Kemenperin Tegur Asosiasi Tekstil: Klaim Butuh Perlindungan, Ternyata Impor Naik 239 Persen

11
×

Kemenperin Tegur Asosiasi Tekstil: Klaim Butuh Perlindungan, Ternyata Impor Naik 239 Persen

Sebarkan artikel ini

Centangsatu.com – Kementerian Perindustrian (Kemenperin) menegur keras sejumlah perusahaan anggota Asosiasi Produsen Benang Serat dan Filamen Indonesia (APSyFI) yang dinilai bersikap kontradiktif. Di satu sisi, asosiasi tersebut mendesak pemerintah untuk memperketat impor tekstil dengan alasan melindungi industri hulu dalam negeri. Namun di sisi lain, data justru menunjukkan bahwa para anggotanya sendiri tercatat aktif melakukan impor dalam jumlah besar.

Juru Bicara Kemenperin, Febri Hendri Antoni Arief, menyebut pihaknya menemukan lonjakan signifikan impor benang dan kain yang dilakukan anggota APSyFI. Tercatat kenaikan sebesar 239 persen dalam setahun terakhir, dari 14,07 juta kilogram pada 2024 menjadi 47,88 juta kilogram pada 2025.

“Kita harus jujur melihat fakta. Sementara di ruang publik mereka mengajukan permintaan agar pemerintah memperketat keran impor dengan alasan melindungi industri hulu, ternyata di saat yang sama mereka sendiri yang justru meningkatkan volume impor dalam jumlah yang sangat besar. Ini paradoks yang tidak bisa diabaikan begitu saja. Kalau benar-benar ingin melindungi industri dalam negeri, konsistensinya harus terlihat dari tindakan, bukan hanya dari pernyataan,” kata Febri dalam keterangannya, Minggu (24/8/2025).
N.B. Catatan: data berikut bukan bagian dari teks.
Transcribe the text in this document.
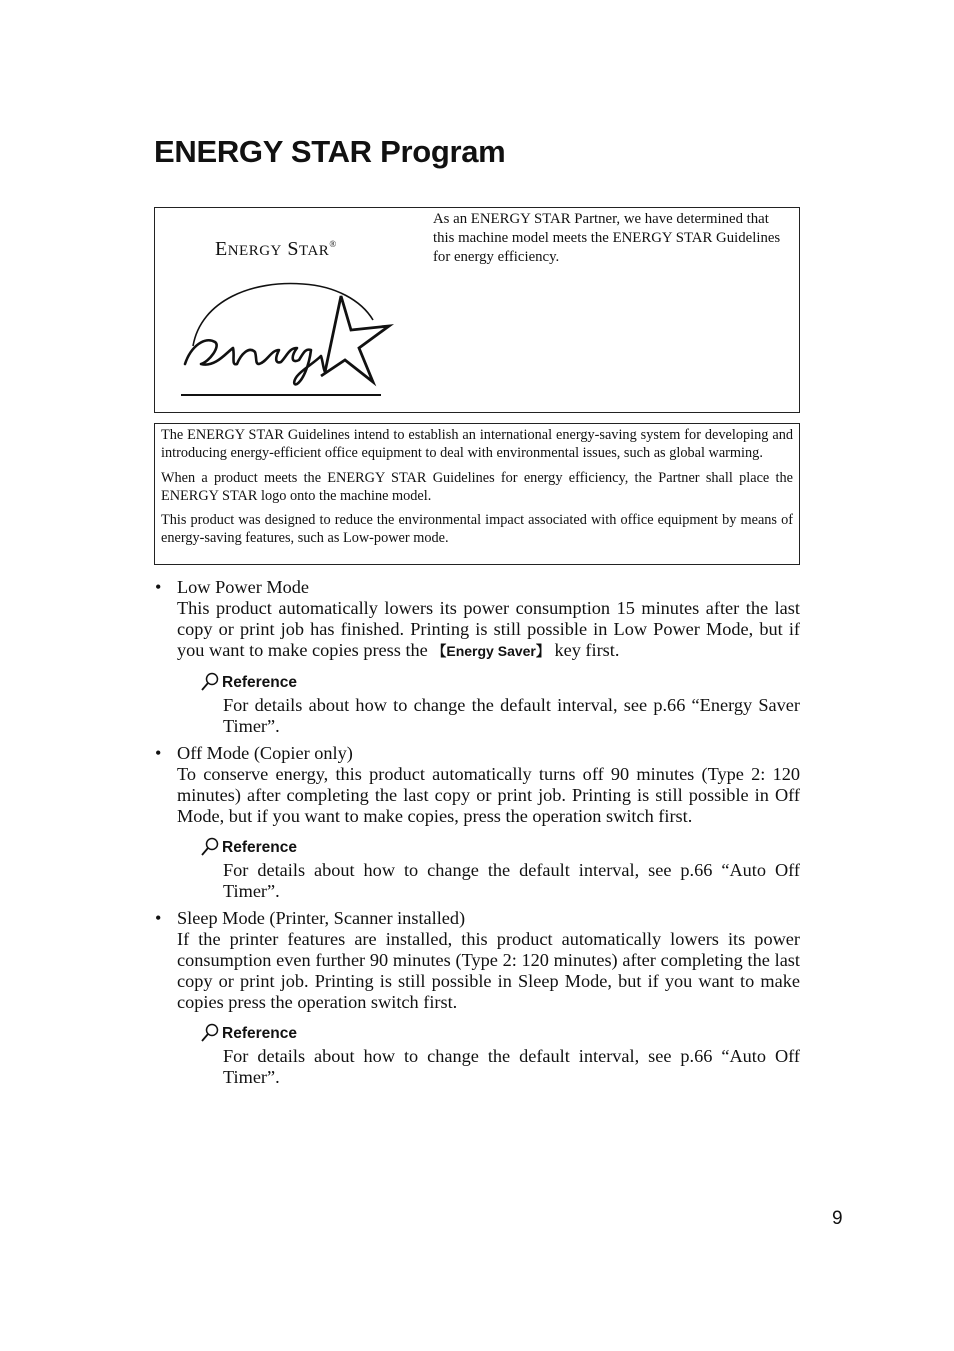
ENERGY STAR Program
ENERGY STAR®
As an ENERGY STAR Partner, we have determined that this machine model meets the ENERGY STAR Guidelines for energy efficiency.

The ENERGY STAR Guidelines intend to establish an international energy-saving system for developing and introducing energy-efficient office equipment to deal with environmental issues, such as global warming.

When a product meets the ENERGY STAR Guidelines for energy efficiency, the Partner shall place the ENERGY STAR logo onto the machine model.

This product was designed to reduce the environmental impact associated with office equipment by means of energy-saving features, such as Low-power mode.

• Low Power Mode
This product automatically lowers its power consumption 15 minutes after the last copy or print job has finished. Printing is still possible in Low Power Mode, but if you want to make copies press the 【Energy Saver】 key first.
Reference
For details about how to change the default interval, see p.66 “Energy Saver Timer”.
• Off Mode (Copier only)
To conserve energy, this product automatically turns off 90 minutes (Type 2: 120 minutes) after completing the last copy or print job. Printing is still possible in Off Mode, but if you want to make copies, press the operation switch first.
Reference
For details about how to change the default interval, see p.66 “Auto Off Timer”.
• Sleep Mode (Printer, Scanner installed)
If the printer features are installed, this product automatically lowers its power consumption even further 90 minutes (Type 2: 120 minutes) after completing the last copy or print job. Printing is still possible in Sleep Mode, but if you want to make copies press the operation switch first.
Reference
For details about how to change the default interval, see p.66 “Auto Off Timer”.
9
Selain soal impor, Febri juga menyoroti kepatuhan administratif perusahaan anggota APSyFI. Dari 20 perusahaan, hanya 15 yang melaporkan aktivitas industrinya melalui Sistem Informasi Industri Nasional (SIINas). Sisanya, lima perusahaan lain tidak menyampaikan laporan sesuai kewajiban.

“Kami ingin tegaskan, keterbukaan data itu bagian penting dari transparansi industri. Kalau ada perusahaan yang tidak mau melaporkan kegiatannya, lalu di sisi lain mengajukan permintaan proteksi, itu jelas tidak fair. Pemerintah tidak bisa membuat kebijakan berbasis asumsi semata, melainkan harus berdasarkan data nyata yang bisa diverifikasi. Karena itu kami meminta agar seluruh anggota asosiasi ini patuh pada aturan, termasuk dalam hal pelaporan melalui SIINas,” jelasnya.

Lebih lanjut, Febri menekankan bahwa Kemenperin tidak menutup ruang dialog dengan asosiasi industri mana pun. Namun ia meminta agar masukan yang disampaikan selaras dengan praktik di lapangan.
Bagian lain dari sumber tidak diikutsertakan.